I need to find the poles and residues of the following function:
$$f(z) = \frac{1}{az+\frac{1}{2}b(z^2+1)+\frac{c}{2i}(z^2-1))}$$
which can be rewritten (or at least I have) as:
$$f(z) = \frac{1}{z^2+\frac{2az}{b-ci}+\frac{b+ci}{b-ci}}$$
I find the poles by equating the polynomial to zero:
$$z_{+,-} = \frac{\left(-a\pm(a^2-b^2-c^2)^\frac{1}{2}\right)(b+ci)}{b^2+c^2}$$
And then I try to find the residues at the two simple poles (simple because the polynomial on the bottom has simple zeros at $z_{+,-}$) by using the residue limit formula that can be found here: http://en.wikipedia.org/wiki/Residue_%28complex_analysis%29#Simple_poles but I seem to get the wrong answer.

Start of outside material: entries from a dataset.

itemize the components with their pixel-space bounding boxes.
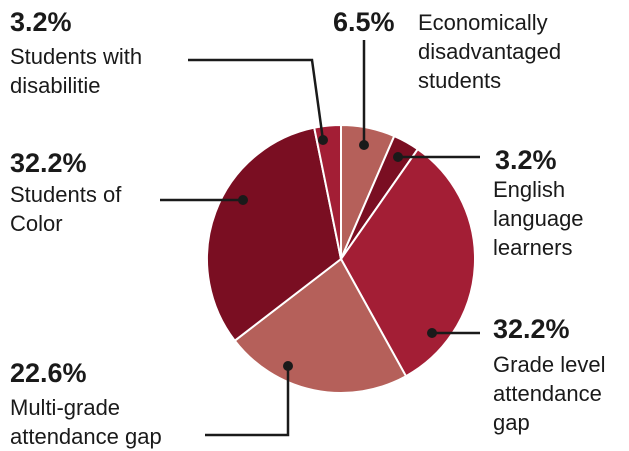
leader-dot	[318, 135, 328, 145]
pie-slice	[339, 147, 476, 378]
pie-slice	[313, 123, 342, 260]
value-label: 6.5%	[333, 7, 395, 37]
leader-dot	[393, 152, 403, 162]
value-label: 3.2%	[495, 145, 557, 175]
value-label: 3.2%	[10, 7, 72, 37]
leader-line	[188, 58, 325, 141]
value-label: 22.6%	[10, 358, 87, 388]
category-label: Multi-grade attendance gap	[10, 395, 162, 449]
leader-dot	[359, 140, 369, 150]
leader-line	[205, 366, 290, 437]
category-label: Economically disadvantaged students	[418, 10, 562, 93]
category-label: Students of Color	[10, 182, 122, 236]
category-label: Grade level attendance gap	[493, 352, 606, 435]
category-label: Students with disabilitie	[10, 44, 143, 98]
pie-slice	[233, 257, 408, 394]
leader-dot	[283, 361, 293, 371]
value-label: 32.2%	[10, 148, 87, 178]
leader-dot	[238, 195, 248, 205]
value-label: 32.2%	[493, 314, 570, 344]
category-label: English language learners	[493, 177, 584, 260]
pie-slice	[206, 126, 343, 343]
leader-dot	[427, 328, 437, 338]
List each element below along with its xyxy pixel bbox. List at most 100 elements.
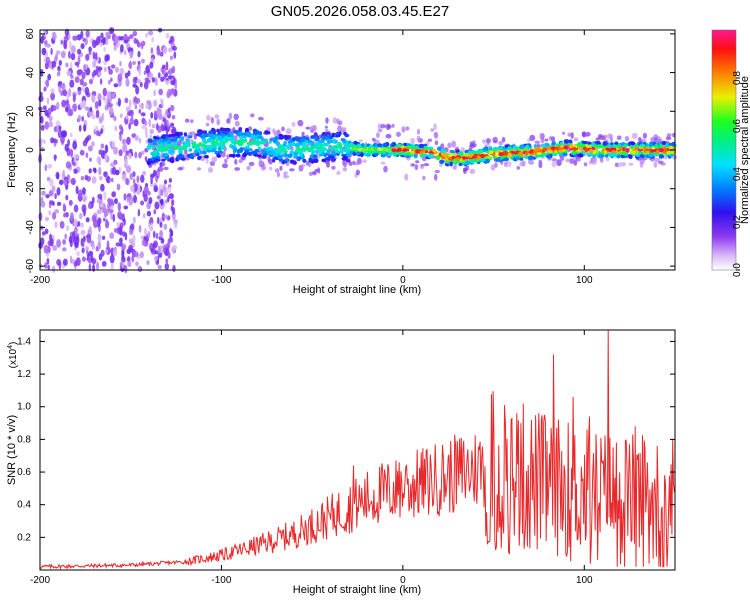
spectrogram-noise-cell (47, 73, 52, 81)
spectrogram-ridge-cell (289, 139, 294, 143)
spectrogram-halo-cell (371, 137, 376, 142)
spectrogram-noise-cell (100, 32, 104, 39)
spectrogram-noise-cell (97, 66, 103, 71)
spectrogram-noise-cell (160, 238, 165, 244)
spectrogram-noise-cell (50, 88, 55, 94)
spectrogram-noise-cell (40, 124, 45, 131)
spectrogram-halo-cell (163, 166, 169, 171)
spectrogram-noise-cell (43, 244, 49, 249)
spectrogram-noise-cell (130, 223, 135, 230)
spectrogram-noise-cell (136, 41, 141, 48)
spectrogram-noise-cell (61, 130, 66, 138)
snr-frame (39, 329, 676, 571)
spectrogram-noise-cell (162, 185, 167, 193)
spectrogram-noise-cell (162, 46, 168, 55)
spectrogram-ridge-cell (465, 161, 471, 165)
spectrogram-ridge-cell (321, 131, 326, 137)
spectrogram-noise-cell (40, 36, 44, 44)
spectrogram-noise-cell (43, 139, 46, 144)
spectrogram-halo-cell (291, 121, 296, 127)
spectrogram-noise-cell (128, 152, 132, 160)
spectrogram-halo-cell (492, 136, 498, 144)
spectrogram-noise-cell (150, 112, 154, 119)
spectrogram-halo-cell (539, 132, 545, 140)
spectrogram-noise-cell (168, 107, 171, 114)
spectrogram-noise-cell (124, 72, 129, 79)
spectrogram-noise-cell (132, 171, 136, 178)
spectrogram-ridge-cell (193, 149, 199, 154)
y-tick-label: 0.6 (17, 467, 31, 478)
spectrogram-ridge-cell (603, 150, 608, 155)
colorbar-label-visible: Normalized spectral amplitude (739, 76, 750, 224)
spectrogram-noise-cell (89, 78, 93, 85)
spectrogram-noise-cell (91, 215, 97, 223)
spectrogram-noise-cell (168, 68, 173, 76)
spectrogram-ridge-cell (367, 150, 371, 155)
spectrogram-halo-cell (423, 163, 430, 167)
spectrogram-ridge-cell (238, 127, 243, 132)
spectrogram-noise-cell (54, 209, 60, 214)
spectrogram-ridge-cell (254, 141, 259, 146)
spectrogram-ridge-cell (444, 157, 449, 162)
colorbar-tick-label: 0.0 (732, 263, 743, 277)
spectrogram-ridge-cell (280, 146, 286, 151)
spectrogram-noise-cell (120, 36, 124, 41)
spectrogram-noise-cell (116, 183, 121, 191)
spectrogram-halo-cell (415, 160, 420, 164)
spectrogram-halo-cell (595, 137, 601, 141)
spectrogram-halo-cell (336, 170, 341, 176)
spectrogram-noise-cell (137, 60, 141, 66)
spectrogram-noise-cell (39, 147, 45, 152)
spectrogram-halo-cell (165, 119, 169, 127)
spectrogram-halo-cell (226, 118, 231, 124)
spectrogram-noise-cell (119, 237, 123, 244)
spectrogram-noise-cell (73, 218, 78, 227)
spectrogram-noise-cell (125, 178, 130, 186)
spectrogram-noise-cell (113, 45, 117, 51)
spectrogram-ridge-cell (149, 145, 156, 148)
spectrogram-halo-cell (569, 158, 575, 164)
spectrogram-ridge-cell (618, 146, 623, 151)
spectrogram-halo-cell (289, 168, 295, 172)
spectrogram-halo-cell (151, 123, 156, 129)
spectrogram-ridge-cell (282, 142, 287, 147)
spectrogram-noise-cell (165, 80, 170, 85)
spectrogram-noise-cell (148, 118, 152, 128)
spectrogram-halo-cell (279, 165, 283, 171)
spectrogram-ridge-cell (423, 145, 429, 151)
spectrogram-noise-cell (56, 187, 61, 196)
spectrogram-noise-cell (108, 68, 113, 75)
spectrogram-noise-cell (80, 43, 85, 50)
spectrogram-ridge-cell (464, 152, 470, 157)
spectrogram-halo-cell (624, 136, 630, 142)
spectrogram-ridge-cell (166, 140, 172, 144)
spectrogram-noise-cell (132, 83, 137, 88)
spectrogram-noise-cell (144, 148, 149, 153)
spectrogram-noise-cell (46, 257, 50, 265)
spectrogram-halo-cell (450, 141, 457, 148)
spectrogram-ridge-cell (261, 149, 266, 154)
spectrogram-noise-cell (97, 217, 102, 225)
spectrogram-noise-cell (45, 56, 51, 65)
spectrogram-noise-cell (140, 235, 144, 240)
spectrogram-noise-cell (103, 46, 106, 52)
spectrogram-halo-cell (573, 137, 579, 142)
spectrogram-halo-cell (190, 119, 194, 124)
spectrogram-noise-cell (124, 264, 128, 274)
spectrogram-ridge-cell (152, 150, 159, 154)
spectrogram-ridge-cell (150, 160, 156, 164)
spectrogram-noise-cell (65, 161, 71, 169)
spectrogram-noise-cell (55, 50, 61, 55)
spectrogram-noise-cell (84, 174, 89, 181)
spectrogram-noise-cell (135, 97, 141, 104)
spectrogram-halo-cell (628, 162, 634, 166)
spectrogram-noise-cell (128, 244, 134, 252)
spectrogram-ridge-cell (472, 158, 478, 162)
spectrogram-halo-cell (575, 157, 581, 162)
spectrogram-ridge-cell (413, 153, 418, 159)
spectrogram-halo-cell (238, 159, 243, 164)
spectrogram-cells (37, 27, 678, 274)
spectrogram-ridge-cell (612, 144, 618, 149)
spectrogram-noise-cell (78, 69, 83, 74)
colorbar: 0.0 0.2 0.4 0.6 0.8 Normalized spectral ampl… (711, 29, 750, 277)
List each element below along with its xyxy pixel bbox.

How can I find the residues using Cauchy's thereom and why does the limit formula above not work (I seem to get a real and imaginary part to the residue)?
The quadratic is
$$g(z):=\frac12\left(b-ci\right)z^2+az+\frac12\left(b+ci\right)=0$$
with discriminant
$$\Delta=a^2-b^2-c^2$$
and the quadratic's roots are different whenever $\;a\neq b^2+c^2\;$
The roots are
$$z_{1,2}=\begin{cases}\frac{-a-\sqrt\Delta}{b-ci}\\{}\\\frac{-a+\sqrt\Delta}{b-ci}\end{cases}$$
So we can write $\;g(z)=\frac12(b-ci)(z-z_1)(z-z_2)\;$, and assuming the roots are different (and thus the poles are simple), we have
$$\text{Res}(f)_{z_1}=\lim_{z\to z_1}(z-z_1)f(z)=\frac1{\frac12(b-ci)(z_1-z_2)}$$
and simmilarly for the residue at $\;z_2\;$
If the roots are equal we have then a double pole here, so the derivative must be used in the limit above and etc.